Guiado por tres criterios —calidad, creatividad e innovación—, el jurado volvió a inclinarse por una editorial de tamaño medio por encima de los grandes grupos que dominan el sector.
María Celina Alonso, fundadora y directora editorial de Lecturita, explicó sus estrategias para sostener el vínculo con el público en un panel dedicado a la edición infantil y juvenil en América Latina, del que participaron autores, ilustradores y especialistas del sector llegados de distintos países del Cono Sur.
Una de las propuestas más valoradas y efectivas de la editorial, contó Alonso, es el “Lecturita Book Club”, un programa de suscripción por el que quienes se anotan reciben en sus casas dos libros infantiles todos los meses.
“Vivimos en un contexto con muchos desafíos —contó ante colegas y público—. En la Argentina cada gobierno barre con las reglas del anterior y la inflación siempre está al acecho. Eso exige versatilidad, capacidad para moverse rápido”.
No es el escenario ideal, claro. “Pero te fortalece. No es casual que en América Latina aparezcan nuevos talentos de manera permanente”.
La chilena Paloma Valdivia, autora e ilustradora, habló de las dificultades de la distribución. “¿Cómo hacer para que los libros lleguen a los rincones más remotos y más difíciles del país?”, planteó.
Por eso, 11 mujeres a cargo de sellos editoriales crearon Clic, una cooperativa que no solo se ocupa de hacer llegar libros a todos lados, incluidas zonas rurales e islas, sino también de capacitar a bibliotecarios y docentes en promoción de la lectura.
También en Chile, en el archipiélago de Chiloé, funciona la Bibliolancha: una pequeña embarcación que lleva libros a las zonas más alejadas de las islas.
Nat Cardozo, de Uruguay, habló de la situación particular de su país, con apenas tres millones de habitantes, pero donde el analfabetismo fue erradicado y se venden tres millones de libros por año. Muchísimos en relación con la población, aunque pocos en términos absolutos.
“Además, en Uruguay todo gira alrededor de Montevideo —siguió Natalia— y sabemos que el 50% de la población no lee ni un libro al año: es un mercado chico y hay que cuidarlo”.
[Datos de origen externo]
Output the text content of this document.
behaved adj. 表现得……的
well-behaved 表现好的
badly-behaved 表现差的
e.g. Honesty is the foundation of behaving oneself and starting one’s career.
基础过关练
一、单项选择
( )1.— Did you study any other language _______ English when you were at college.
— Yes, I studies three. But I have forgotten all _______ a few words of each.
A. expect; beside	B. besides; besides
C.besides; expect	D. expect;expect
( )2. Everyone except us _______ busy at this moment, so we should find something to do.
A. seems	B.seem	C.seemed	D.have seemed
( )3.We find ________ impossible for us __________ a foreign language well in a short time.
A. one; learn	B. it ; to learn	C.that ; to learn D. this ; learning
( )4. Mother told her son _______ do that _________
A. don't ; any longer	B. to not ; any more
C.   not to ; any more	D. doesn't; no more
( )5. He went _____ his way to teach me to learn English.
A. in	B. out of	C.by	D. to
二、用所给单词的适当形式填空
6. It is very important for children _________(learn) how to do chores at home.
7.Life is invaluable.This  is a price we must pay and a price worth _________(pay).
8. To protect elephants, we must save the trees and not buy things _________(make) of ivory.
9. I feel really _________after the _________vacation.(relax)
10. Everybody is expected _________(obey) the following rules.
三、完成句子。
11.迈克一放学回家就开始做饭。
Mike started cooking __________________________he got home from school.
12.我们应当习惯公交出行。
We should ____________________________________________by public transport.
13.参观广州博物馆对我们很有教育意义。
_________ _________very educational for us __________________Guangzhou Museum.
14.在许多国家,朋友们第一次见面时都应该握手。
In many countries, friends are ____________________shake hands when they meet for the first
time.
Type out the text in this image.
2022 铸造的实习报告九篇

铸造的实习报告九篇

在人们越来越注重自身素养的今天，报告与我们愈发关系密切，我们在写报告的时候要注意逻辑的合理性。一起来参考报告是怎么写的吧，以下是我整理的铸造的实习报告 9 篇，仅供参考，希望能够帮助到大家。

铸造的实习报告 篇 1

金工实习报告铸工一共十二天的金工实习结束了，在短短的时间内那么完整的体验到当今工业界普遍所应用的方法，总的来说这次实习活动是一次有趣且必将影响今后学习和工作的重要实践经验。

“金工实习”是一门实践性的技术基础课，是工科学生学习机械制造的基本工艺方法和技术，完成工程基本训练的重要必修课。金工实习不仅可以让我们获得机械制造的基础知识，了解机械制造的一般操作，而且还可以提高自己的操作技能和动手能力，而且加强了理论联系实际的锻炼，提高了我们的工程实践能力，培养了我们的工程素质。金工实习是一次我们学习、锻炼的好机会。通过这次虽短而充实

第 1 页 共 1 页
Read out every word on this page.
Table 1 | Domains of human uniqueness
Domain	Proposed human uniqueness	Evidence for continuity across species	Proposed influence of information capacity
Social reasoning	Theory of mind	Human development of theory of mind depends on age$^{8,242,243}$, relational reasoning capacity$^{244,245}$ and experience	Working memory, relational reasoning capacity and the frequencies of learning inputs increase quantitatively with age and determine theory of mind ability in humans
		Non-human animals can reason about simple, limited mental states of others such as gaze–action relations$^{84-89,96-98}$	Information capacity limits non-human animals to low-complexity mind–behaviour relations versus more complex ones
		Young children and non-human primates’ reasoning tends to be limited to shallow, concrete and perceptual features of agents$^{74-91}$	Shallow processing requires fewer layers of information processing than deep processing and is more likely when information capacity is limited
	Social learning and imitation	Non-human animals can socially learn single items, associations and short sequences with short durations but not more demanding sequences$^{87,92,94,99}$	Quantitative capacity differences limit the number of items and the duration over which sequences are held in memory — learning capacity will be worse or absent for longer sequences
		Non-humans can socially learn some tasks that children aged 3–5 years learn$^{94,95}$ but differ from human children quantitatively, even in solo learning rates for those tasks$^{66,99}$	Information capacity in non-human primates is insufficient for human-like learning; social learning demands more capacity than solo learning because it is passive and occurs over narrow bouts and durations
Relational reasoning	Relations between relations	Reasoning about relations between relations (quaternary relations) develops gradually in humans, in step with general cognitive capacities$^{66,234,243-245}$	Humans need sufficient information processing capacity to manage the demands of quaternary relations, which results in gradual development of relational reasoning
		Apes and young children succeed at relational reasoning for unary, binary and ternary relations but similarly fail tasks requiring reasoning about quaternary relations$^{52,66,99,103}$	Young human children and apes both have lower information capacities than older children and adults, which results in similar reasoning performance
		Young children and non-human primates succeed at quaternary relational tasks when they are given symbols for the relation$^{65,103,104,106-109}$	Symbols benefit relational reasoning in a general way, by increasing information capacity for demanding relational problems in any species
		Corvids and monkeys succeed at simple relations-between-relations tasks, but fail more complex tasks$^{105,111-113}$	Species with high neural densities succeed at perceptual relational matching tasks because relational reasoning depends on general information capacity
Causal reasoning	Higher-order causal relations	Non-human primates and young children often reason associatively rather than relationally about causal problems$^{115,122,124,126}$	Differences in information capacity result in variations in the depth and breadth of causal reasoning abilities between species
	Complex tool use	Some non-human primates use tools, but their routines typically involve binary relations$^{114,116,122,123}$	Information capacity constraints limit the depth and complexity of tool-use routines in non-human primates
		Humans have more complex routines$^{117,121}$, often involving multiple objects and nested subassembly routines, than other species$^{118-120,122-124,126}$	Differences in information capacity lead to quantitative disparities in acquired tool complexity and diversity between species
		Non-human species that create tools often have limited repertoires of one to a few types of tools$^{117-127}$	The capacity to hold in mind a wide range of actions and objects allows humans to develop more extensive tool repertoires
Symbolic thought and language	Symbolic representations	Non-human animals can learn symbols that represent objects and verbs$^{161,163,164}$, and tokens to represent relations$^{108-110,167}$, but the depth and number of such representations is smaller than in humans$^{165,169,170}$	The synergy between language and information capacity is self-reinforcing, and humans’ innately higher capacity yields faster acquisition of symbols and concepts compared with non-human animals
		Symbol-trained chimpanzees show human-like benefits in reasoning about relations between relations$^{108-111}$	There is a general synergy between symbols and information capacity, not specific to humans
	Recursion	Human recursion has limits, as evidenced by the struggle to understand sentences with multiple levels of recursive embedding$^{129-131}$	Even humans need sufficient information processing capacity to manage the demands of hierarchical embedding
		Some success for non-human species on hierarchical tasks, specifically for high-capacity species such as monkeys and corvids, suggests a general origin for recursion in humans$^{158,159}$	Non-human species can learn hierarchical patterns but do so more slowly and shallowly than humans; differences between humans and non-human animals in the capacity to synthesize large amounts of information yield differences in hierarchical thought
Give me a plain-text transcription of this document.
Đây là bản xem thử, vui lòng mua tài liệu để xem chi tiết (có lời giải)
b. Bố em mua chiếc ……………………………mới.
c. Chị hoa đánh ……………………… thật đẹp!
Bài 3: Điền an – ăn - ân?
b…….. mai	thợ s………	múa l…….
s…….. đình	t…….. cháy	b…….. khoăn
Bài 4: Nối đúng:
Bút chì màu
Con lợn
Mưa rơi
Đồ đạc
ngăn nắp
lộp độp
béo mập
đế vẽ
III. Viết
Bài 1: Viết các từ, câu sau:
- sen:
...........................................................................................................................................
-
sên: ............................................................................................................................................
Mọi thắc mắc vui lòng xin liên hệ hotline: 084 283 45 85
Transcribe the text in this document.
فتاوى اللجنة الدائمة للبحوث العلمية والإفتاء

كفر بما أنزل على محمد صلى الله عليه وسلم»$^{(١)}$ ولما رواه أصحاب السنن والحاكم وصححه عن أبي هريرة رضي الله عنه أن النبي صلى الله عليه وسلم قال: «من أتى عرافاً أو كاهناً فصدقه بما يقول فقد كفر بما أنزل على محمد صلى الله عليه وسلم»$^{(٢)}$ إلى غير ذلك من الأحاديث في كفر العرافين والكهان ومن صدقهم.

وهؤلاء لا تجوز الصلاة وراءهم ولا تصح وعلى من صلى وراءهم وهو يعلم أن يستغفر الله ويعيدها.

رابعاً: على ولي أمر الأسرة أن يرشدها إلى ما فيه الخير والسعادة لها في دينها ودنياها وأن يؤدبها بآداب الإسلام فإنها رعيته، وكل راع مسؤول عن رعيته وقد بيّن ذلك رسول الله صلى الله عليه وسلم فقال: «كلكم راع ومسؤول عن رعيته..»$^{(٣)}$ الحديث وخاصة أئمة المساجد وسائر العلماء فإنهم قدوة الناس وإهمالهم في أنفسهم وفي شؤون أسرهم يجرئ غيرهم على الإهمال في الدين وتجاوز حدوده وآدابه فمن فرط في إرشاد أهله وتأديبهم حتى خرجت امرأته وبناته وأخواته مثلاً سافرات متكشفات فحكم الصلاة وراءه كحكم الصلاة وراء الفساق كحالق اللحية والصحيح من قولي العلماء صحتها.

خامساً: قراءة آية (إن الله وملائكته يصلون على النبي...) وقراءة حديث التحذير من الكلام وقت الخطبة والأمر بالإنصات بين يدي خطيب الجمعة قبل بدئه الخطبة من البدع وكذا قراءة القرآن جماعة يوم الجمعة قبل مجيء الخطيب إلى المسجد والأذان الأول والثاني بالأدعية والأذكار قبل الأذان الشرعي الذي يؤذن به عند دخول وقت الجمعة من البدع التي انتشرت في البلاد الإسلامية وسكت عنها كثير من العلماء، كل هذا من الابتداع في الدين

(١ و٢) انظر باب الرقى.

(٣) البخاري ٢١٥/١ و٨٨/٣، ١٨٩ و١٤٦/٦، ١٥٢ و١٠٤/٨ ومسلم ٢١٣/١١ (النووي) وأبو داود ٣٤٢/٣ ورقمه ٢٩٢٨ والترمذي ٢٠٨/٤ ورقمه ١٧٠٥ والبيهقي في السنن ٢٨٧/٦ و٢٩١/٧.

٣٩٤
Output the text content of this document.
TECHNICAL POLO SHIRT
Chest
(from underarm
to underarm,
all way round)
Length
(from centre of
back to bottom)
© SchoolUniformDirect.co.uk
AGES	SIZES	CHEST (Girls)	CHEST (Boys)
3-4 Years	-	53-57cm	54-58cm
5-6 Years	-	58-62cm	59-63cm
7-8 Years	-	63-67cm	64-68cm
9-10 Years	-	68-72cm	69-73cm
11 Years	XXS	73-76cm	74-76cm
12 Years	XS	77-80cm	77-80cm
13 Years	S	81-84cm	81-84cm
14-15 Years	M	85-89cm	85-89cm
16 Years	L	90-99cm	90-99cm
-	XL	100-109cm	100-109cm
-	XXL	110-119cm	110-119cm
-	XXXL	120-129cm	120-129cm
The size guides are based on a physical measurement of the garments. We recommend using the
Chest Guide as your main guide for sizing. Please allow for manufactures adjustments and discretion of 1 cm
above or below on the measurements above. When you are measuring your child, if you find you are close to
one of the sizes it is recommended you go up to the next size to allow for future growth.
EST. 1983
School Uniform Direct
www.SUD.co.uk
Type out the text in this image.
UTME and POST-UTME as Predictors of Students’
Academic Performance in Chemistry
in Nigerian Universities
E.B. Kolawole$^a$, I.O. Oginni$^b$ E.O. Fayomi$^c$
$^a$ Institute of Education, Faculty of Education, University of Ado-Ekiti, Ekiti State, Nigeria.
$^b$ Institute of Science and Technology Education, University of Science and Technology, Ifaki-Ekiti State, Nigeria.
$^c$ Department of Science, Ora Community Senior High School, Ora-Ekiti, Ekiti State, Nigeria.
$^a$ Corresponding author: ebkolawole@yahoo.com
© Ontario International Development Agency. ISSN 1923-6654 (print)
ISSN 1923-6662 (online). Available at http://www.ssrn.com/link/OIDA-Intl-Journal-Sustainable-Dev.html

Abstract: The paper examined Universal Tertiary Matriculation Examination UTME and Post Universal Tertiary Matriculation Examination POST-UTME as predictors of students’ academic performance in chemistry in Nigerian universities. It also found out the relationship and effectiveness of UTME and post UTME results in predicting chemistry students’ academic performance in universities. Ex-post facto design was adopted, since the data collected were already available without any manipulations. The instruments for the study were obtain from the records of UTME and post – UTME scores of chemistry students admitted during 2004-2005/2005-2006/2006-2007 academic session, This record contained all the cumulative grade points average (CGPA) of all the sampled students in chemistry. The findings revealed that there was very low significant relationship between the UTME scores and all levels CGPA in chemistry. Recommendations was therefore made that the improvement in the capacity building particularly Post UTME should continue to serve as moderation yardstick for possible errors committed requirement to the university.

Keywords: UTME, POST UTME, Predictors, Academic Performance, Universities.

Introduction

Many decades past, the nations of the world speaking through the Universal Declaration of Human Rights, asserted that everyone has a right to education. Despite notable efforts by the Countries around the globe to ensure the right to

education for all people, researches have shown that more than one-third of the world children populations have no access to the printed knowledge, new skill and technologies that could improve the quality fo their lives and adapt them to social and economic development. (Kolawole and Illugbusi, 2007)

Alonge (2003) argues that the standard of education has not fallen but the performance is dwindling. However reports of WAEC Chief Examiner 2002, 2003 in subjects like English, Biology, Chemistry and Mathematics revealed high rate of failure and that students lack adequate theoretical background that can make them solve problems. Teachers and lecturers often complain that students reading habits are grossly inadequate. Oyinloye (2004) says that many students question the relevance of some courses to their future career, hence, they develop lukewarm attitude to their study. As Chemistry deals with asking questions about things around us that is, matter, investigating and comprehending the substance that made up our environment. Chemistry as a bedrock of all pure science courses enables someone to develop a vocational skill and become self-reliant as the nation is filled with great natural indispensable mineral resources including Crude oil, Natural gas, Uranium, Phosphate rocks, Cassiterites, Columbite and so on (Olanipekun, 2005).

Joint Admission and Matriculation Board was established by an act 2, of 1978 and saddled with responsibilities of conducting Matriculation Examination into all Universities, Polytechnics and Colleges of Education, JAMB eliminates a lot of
En la feria volvió a quedar en evidencia una edición latinoamericana para chicos con capacidad de innovar y resistir, aun en contextos económicos y logísticos complejos. Entre estrategias creativas, redes de colaboración e iniciativas territoriales, las pequeñas y medianas editoriales siguen cumpliendo un papel decisivo en la expansión de la lectura, y demuestran que incluso en los mercados más difíciles se pueden construir proyectos de calidad.